Designing Data Intensive Applications - Chapter 11 Stream Processing

What do we do when input isn’t bounded (Has finite size)

This chapter will look at event streams as a data management mechanism: the unbounded, incrementally processed counterpart to the batch data we saw in the last chapter.

We will look at how streams are represented, stored, and transmitted over a network. In “Databases and Streams” we will investigate relationship between streams and databases. Finally, in “Processing Streams” Kleppmann will explore approaches and tools for processing those streams continually, and ways that they can be used to build applications

Transmitting Event Streams

In batch processing, inputs and outputs are files. What about for streaming?

When input is a file (sequence of bytes), first step is usually to parse it into a sequence of records. In a stream processing context, the record is known as an event.

Essentially same thing, a small, self-contained, immutable object containing some details
Event usually contains a timestamp indicting when it happened according to a time of day clock

i.e user clicks a button or ad or views a page

Event may be encoded as a text string, or JSON, or perhaps in some binary form

How do we send the messages as soon as they arrive?

DB Triggers are a thing in relational databases, but they’re limited on that they can do

Messaging Systems

Simple way is Unix or TCP connection

Publish / Subscribe model

What to do if producers overload the consumers
- Remove messages, buffer messages in queue, or apply backpressure (block producer from sending)

Direct Messaging from producers to consumers

UDP multi-cast Brokerless messaging libraries like ZeroMQ StasD use unrelibable UDP messaging for collecting metrics from all machines on the network If consumer is exposed on network, can use HTTP or RTC request

This is the idea behind webhooks

Message Brokers

Essentially a DB designed for sending messages

Skipping because I’ve read most of this in Alex Xu’s book

What to do when memory is almost full?

Consumer offsets What to do when consumers are overloaded?

Databases and Streams

We’ve drawn comparisons between message brokers and databases, even though traditionally, they’re considered different categories of tools.

We saw that log-based message brokers have been successful in taking ideas from databases and applying them to messaging.

We can go in reverse, take ideas from messaging streams and apply them to databases

We can store events like users clicking a button or sensor readings, but we can also store events like a write to a DB

A replication log is a stream of database write requests, produced by the leader. The followers apply that stream of writes to their own copy of the database.
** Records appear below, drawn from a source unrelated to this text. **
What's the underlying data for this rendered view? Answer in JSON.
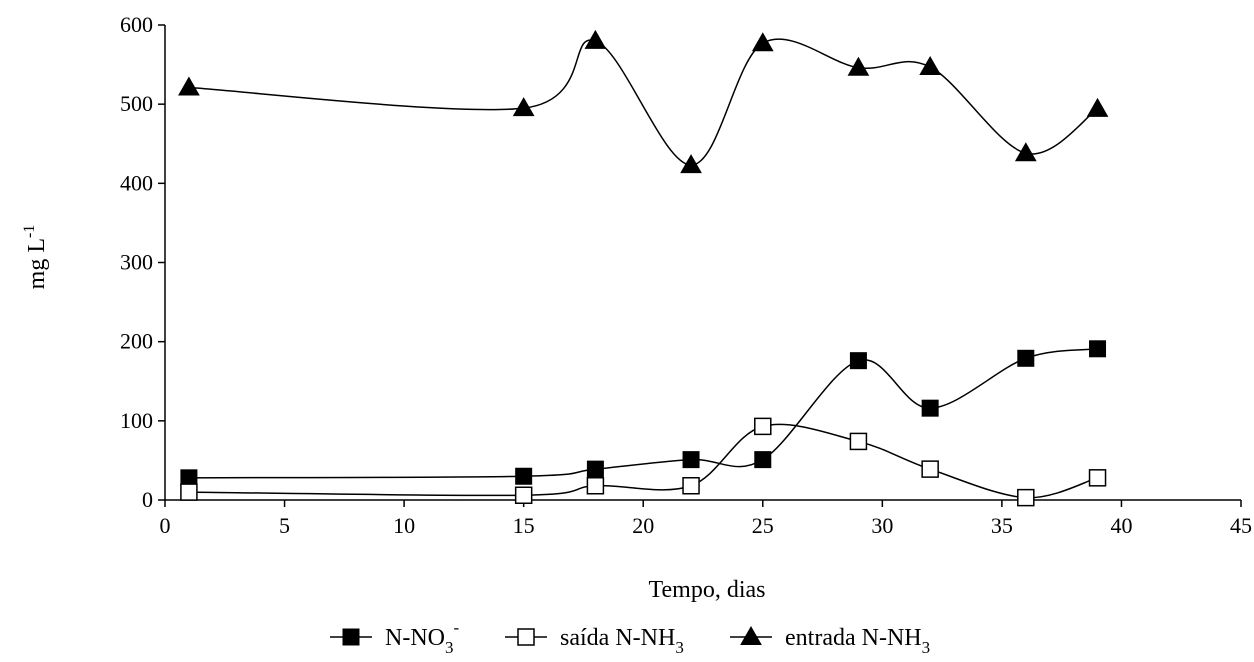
{
  "chart_data": {
    "type": "line",
    "xlabel": "Tempo, dias",
    "ylabel": "mg L",
    "ylabel_superscript": "-1",
    "xlim": [
      0,
      45
    ],
    "ylim": [
      0,
      600
    ],
    "xticks": [
      0,
      5,
      10,
      15,
      20,
      25,
      30,
      35,
      40,
      45
    ],
    "yticks": [
      0,
      100,
      200,
      300,
      400,
      500,
      600
    ],
    "grid": false,
    "legend_position": "bottom",
    "smooth": true,
    "series": [
      {
        "name": "N-NO3-",
        "legend": {
          "base": "N-NO",
          "sub": "3",
          "sup": "-"
        },
        "marker": "filled-square",
        "x": [
          1,
          15,
          18,
          22,
          25,
          29,
          32,
          36,
          39
        ],
        "y": [
          28,
          30,
          39,
          51,
          51,
          176,
          116,
          179,
          191
        ]
      },
      {
        "name": "saída N-NH3",
        "legend": {
          "base": "saída N-NH",
          "sub": "3",
          "sup": ""
        },
        "marker": "open-square",
        "x": [
          1,
          15,
          18,
          22,
          25,
          29,
          32,
          36,
          39
        ],
        "y": [
          10,
          6,
          18,
          18,
          93,
          74,
          39,
          3,
          28
        ]
      },
      {
        "name": "entrada N-NH3",
        "legend": {
          "base": "entrada N-NH",
          "sub": "3",
          "sup": ""
        },
        "marker": "filled-triangle",
        "x": [
          1,
          15,
          18,
          22,
          25,
          29,
          32,
          36,
          39
        ],
        "y": [
          521,
          495,
          580,
          423,
          577,
          546,
          547,
          438,
          494
        ]
      }
    ]
  }
}
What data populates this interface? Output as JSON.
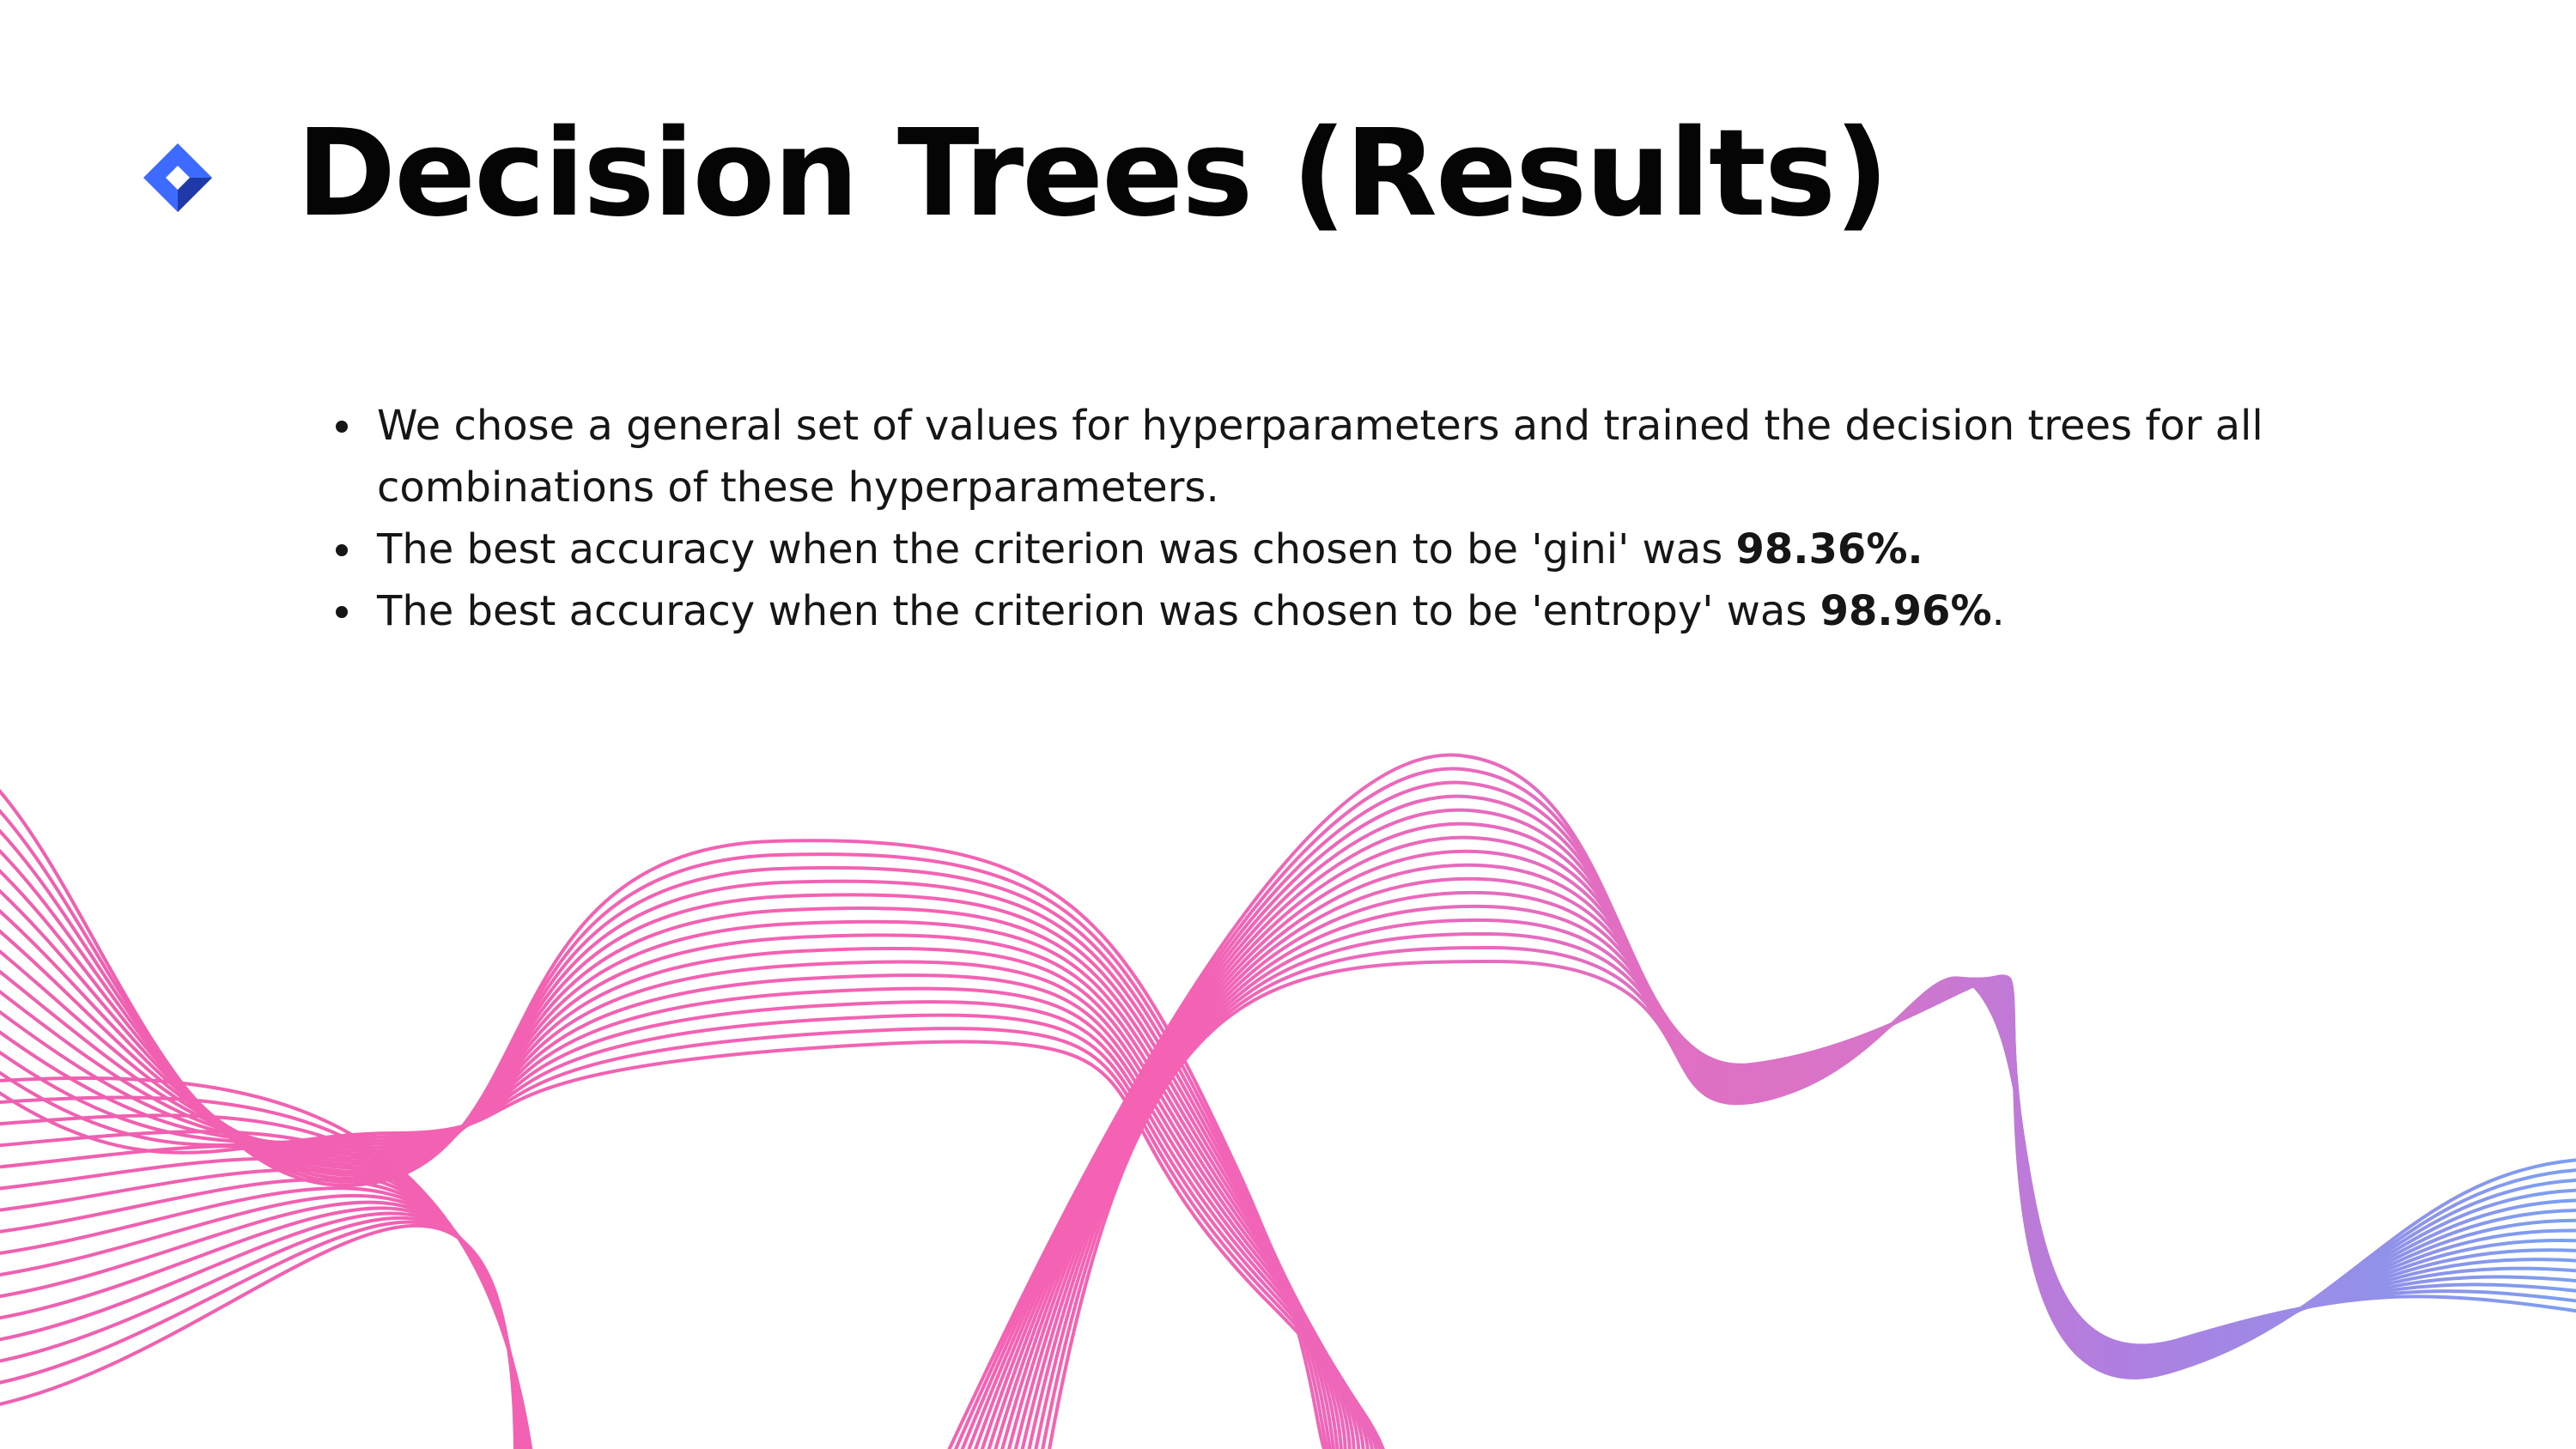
{
  "slide": {
    "title": "Decision Trees (Results)",
    "bullets": [
      {
        "text": "We chose a general set of values for hyperparameters and trained the decision trees for all combinations of these hyperparameters.",
        "highlight": "",
        "suffix": ""
      },
      {
        "text": "The best accuracy when the criterion was chosen to be 'gini' was ",
        "highlight": "98.36%.",
        "suffix": ""
      },
      {
        "text": "The best accuracy when the criterion was chosen to be 'entropy' was ",
        "highlight": "98.96%",
        "suffix": "."
      }
    ]
  },
  "colors": {
    "logo_light": "#3d6bff",
    "logo_dark": "#1f3aa8",
    "wave_pink": "#f060b0",
    "wave_purple": "#b07ee0",
    "wave_blue": "#7b9ff0"
  },
  "icons": {
    "logo": "diamond-logo-icon"
  }
}
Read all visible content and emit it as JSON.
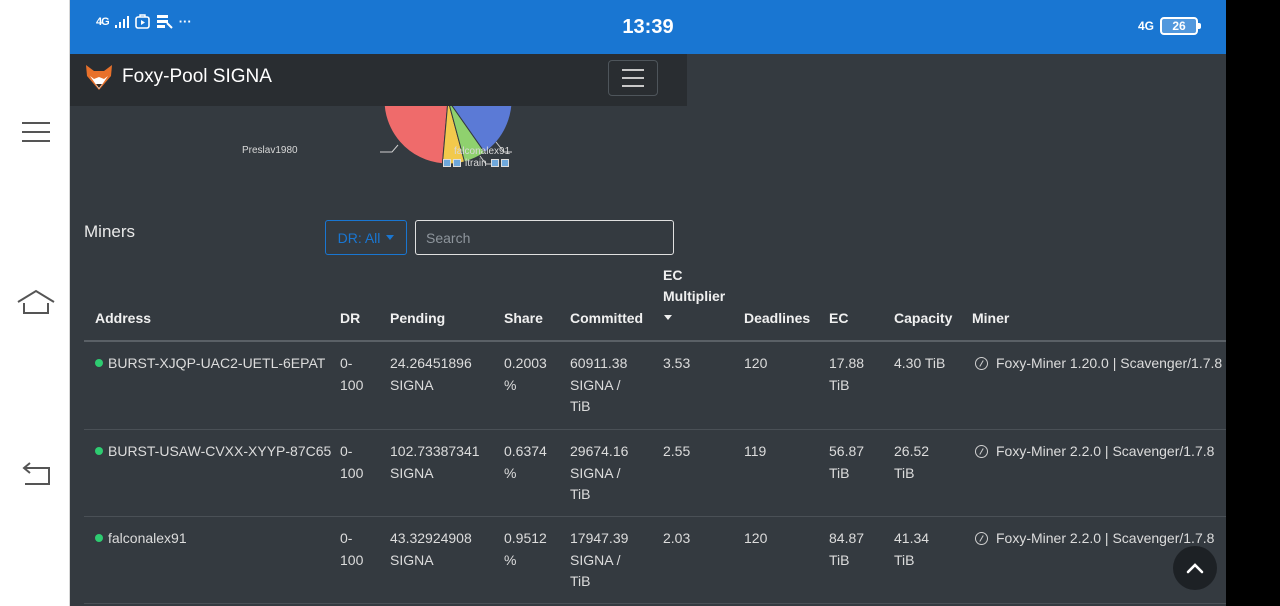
{
  "status_bar": {
    "network": "4G",
    "time": "13:39",
    "network_right": "4G",
    "battery": "26",
    "more": "···"
  },
  "navbar": {
    "brand": "Foxy-Pool SIGNA",
    "logo_icon": "fox-icon",
    "toggle_icon": "hamburger-icon"
  },
  "chart_data": {
    "type": "pie",
    "labels": [
      "Preslav1980",
      "falconalex91",
      "ltrain"
    ],
    "colors": [
      "#ef6b6b",
      "#5b7ad6",
      "#8fd16e",
      "#f2c94c"
    ]
  },
  "miners": {
    "title": "Miners",
    "dr_filter": "DR: All",
    "search_placeholder": "Search"
  },
  "table": {
    "headers": {
      "address": "Address",
      "dr": "DR",
      "pending": "Pending",
      "share": "Share",
      "committed": "Committed",
      "ec_multiplier_1": "EC",
      "ec_multiplier_2": "Multiplier",
      "deadlines": "Deadlines",
      "ec": "EC",
      "capacity": "Capacity",
      "miner": "Miner"
    },
    "rows": [
      {
        "address": "BURST-XJQP-UAC2-UETL-6EPAT",
        "dr_1": "0-",
        "dr_2": "100",
        "pending_1": "24.26451896",
        "pending_2": "SIGNA",
        "share_1": "0.2003",
        "share_2": "%",
        "committed_1": "60911.38",
        "committed_2": "SIGNA /",
        "committed_3": "TiB",
        "ec_multiplier": "3.53",
        "deadlines": "120",
        "ec_1": "17.88",
        "ec_2": "TiB",
        "capacity_1": "4.30 TiB",
        "capacity_2": "",
        "miner": "Foxy-Miner 1.20.0 | Scavenger/1.7.8"
      },
      {
        "address": "BURST-USAW-CVXX-XYYP-87C65",
        "dr_1": "0-",
        "dr_2": "100",
        "pending_1": "102.73387341",
        "pending_2": "SIGNA",
        "share_1": "0.6374",
        "share_2": "%",
        "committed_1": "29674.16",
        "committed_2": "SIGNA /",
        "committed_3": "TiB",
        "ec_multiplier": "2.55",
        "deadlines": "119",
        "ec_1": "56.87",
        "ec_2": "TiB",
        "capacity_1": "26.52",
        "capacity_2": "TiB",
        "miner": "Foxy-Miner 2.2.0 | Scavenger/1.7.8"
      },
      {
        "address": "falconalex91",
        "dr_1": "0-",
        "dr_2": "100",
        "pending_1": "43.32924908",
        "pending_2": "SIGNA",
        "share_1": "0.9512",
        "share_2": "%",
        "committed_1": "17947.39",
        "committed_2": "SIGNA /",
        "committed_3": "TiB",
        "ec_multiplier": "2.03",
        "deadlines": "120",
        "ec_1": "84.87",
        "ec_2": "TiB",
        "capacity_1": "41.34",
        "capacity_2": "TiB",
        "miner": "Foxy-Miner 2.2.0 | Scavenger/1.7.8"
      }
    ]
  }
}
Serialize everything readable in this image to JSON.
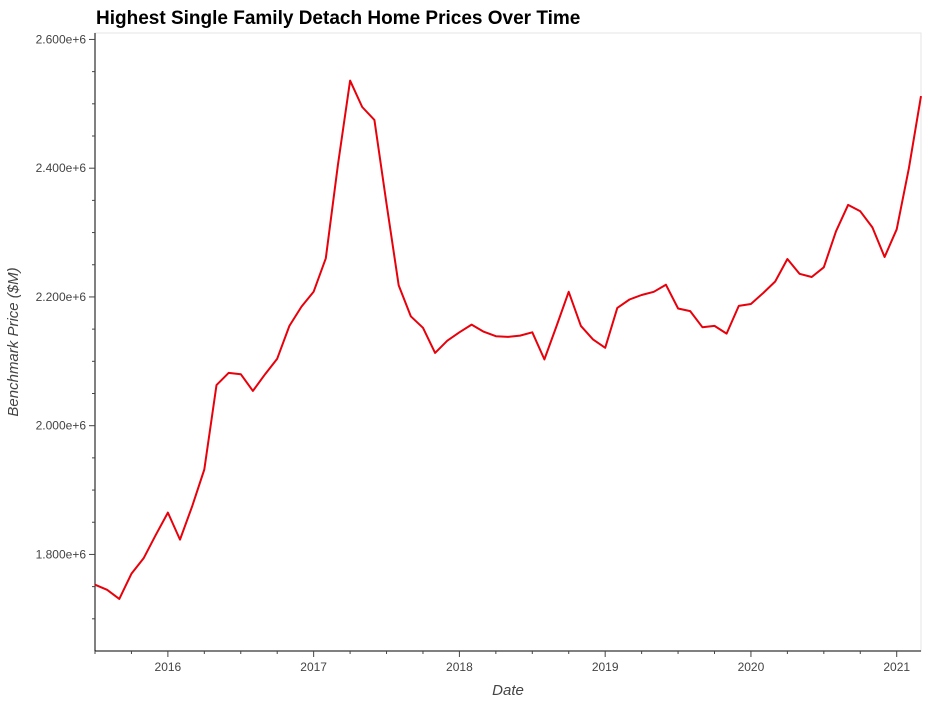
{
  "chart_data": {
    "type": "line",
    "title": "Highest Single Family Detach Home Prices Over Time",
    "xlabel": "Date",
    "ylabel": "Benchmark Price ($M)",
    "x_tick_labels": [
      "2016",
      "2017",
      "2018",
      "2019",
      "2020",
      "2021"
    ],
    "y_tick_labels": [
      "1.800e+6",
      "2.000e+6",
      "2.200e+6",
      "2.400e+6",
      "2.600e+6"
    ],
    "xlim": [
      "2015-07",
      "2021-03"
    ],
    "ylim": [
      1650000,
      2610000
    ],
    "grid": false,
    "legend": "none",
    "series": [
      {
        "color": "#e8000b",
        "x": [
          "2015-07",
          "2015-08",
          "2015-09",
          "2015-10",
          "2015-11",
          "2015-12",
          "2016-01",
          "2016-02",
          "2016-03",
          "2016-04",
          "2016-05",
          "2016-06",
          "2016-07",
          "2016-08",
          "2016-09",
          "2016-10",
          "2016-11",
          "2016-12",
          "2017-01",
          "2017-02",
          "2017-03",
          "2017-04",
          "2017-05",
          "2017-06",
          "2017-07",
          "2017-08",
          "2017-09",
          "2017-10",
          "2017-11",
          "2017-12",
          "2018-01",
          "2018-02",
          "2018-03",
          "2018-04",
          "2018-05",
          "2018-06",
          "2018-07",
          "2018-08",
          "2018-09",
          "2018-10",
          "2018-11",
          "2018-12",
          "2019-01",
          "2019-02",
          "2019-03",
          "2019-04",
          "2019-05",
          "2019-06",
          "2019-07",
          "2019-08",
          "2019-09",
          "2019-10",
          "2019-11",
          "2019-12",
          "2020-01",
          "2020-02",
          "2020-03",
          "2020-04",
          "2020-05",
          "2020-06",
          "2020-07",
          "2020-08",
          "2020-09",
          "2020-10",
          "2020-11",
          "2020-12",
          "2021-01",
          "2021-02",
          "2021-03"
        ],
        "values": [
          1753000,
          1745000,
          1731000,
          1770000,
          1794000,
          1830000,
          1865000,
          1823000,
          1875000,
          1932000,
          2063000,
          2082000,
          2080000,
          2054000,
          2080000,
          2104000,
          2155000,
          2185000,
          2208000,
          2260000,
          2405000,
          2536000,
          2495000,
          2475000,
          2345000,
          2218000,
          2170000,
          2152000,
          2113000,
          2132000,
          2145000,
          2157000,
          2146000,
          2139000,
          2138000,
          2140000,
          2145000,
          2103000,
          2155000,
          2208000,
          2155000,
          2134000,
          2121000,
          2183000,
          2196000,
          2203000,
          2208000,
          2219000,
          2182000,
          2178000,
          2153000,
          2155000,
          2143000,
          2186000,
          2189000,
          2206000,
          2224000,
          2259000,
          2236000,
          2231000,
          2246000,
          2302000,
          2343000,
          2333000,
          2308000,
          2262000,
          2305000,
          2400000,
          2512000
        ]
      }
    ]
  }
}
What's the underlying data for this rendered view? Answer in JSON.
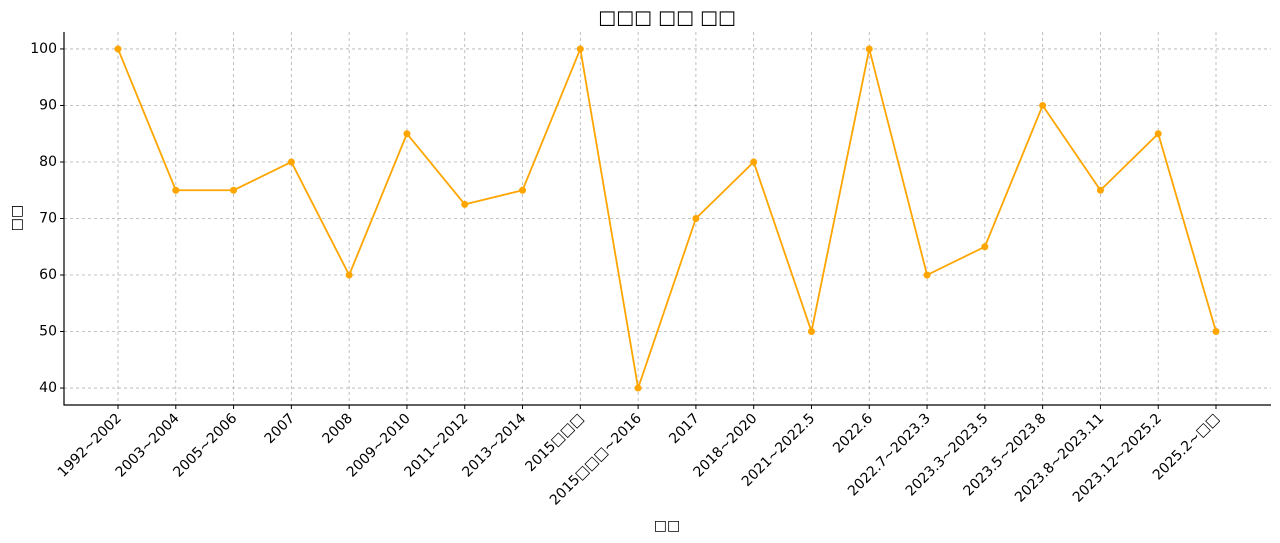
{
  "chart_data": {
    "type": "line",
    "title": "□□□ □□ □□",
    "x_label": "□□",
    "y_label": "□□",
    "categories": [
      "1992~2002",
      "2003~2004",
      "2005~2006",
      "2007",
      "2008",
      "2009~2010",
      "2011~2012",
      "2013~2014",
      "2015□□□",
      "2015□□□~2016",
      "2017",
      "2018~2020",
      "2021~2022.5",
      "2022.6",
      "2022.7~2023.3",
      "2023.3~2023.5",
      "2023.5~2023.8",
      "2023.8~2023.11",
      "2023.12~2025.2",
      "2025.2~□□"
    ],
    "values": [
      100,
      75,
      75,
      80,
      60,
      85,
      72.5,
      75,
      100,
      40,
      70,
      80,
      50,
      100,
      60,
      65,
      90,
      75,
      85,
      50
    ],
    "color": "#ffa500",
    "ylim": [
      37,
      103
    ],
    "yticks": [
      40,
      50,
      60,
      70,
      80,
      90,
      100
    ],
    "grid": true
  }
}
state machine replication principle in “Total Order Broadcast”, which states, if every event is a write to databases and every replica processes same events in same order, replicas will all end up in final state (assuming processing an event is deterministic)

Keeping Systems in Sync

Applications must combine different systems. No single systems wins at everything.

We can use data warehouses and then query them

If full periodic database dump is too slow. Sometimes, dual writes can be done

Application writes to each system when data changes

Dual writes can suffer from race conditions though if two systems want to write into each other at the same time

Some writes may fail while other succeeds too

Change Data Capture

Problem with DB replication logs is that their only internal exposed. Client can’t query it directly.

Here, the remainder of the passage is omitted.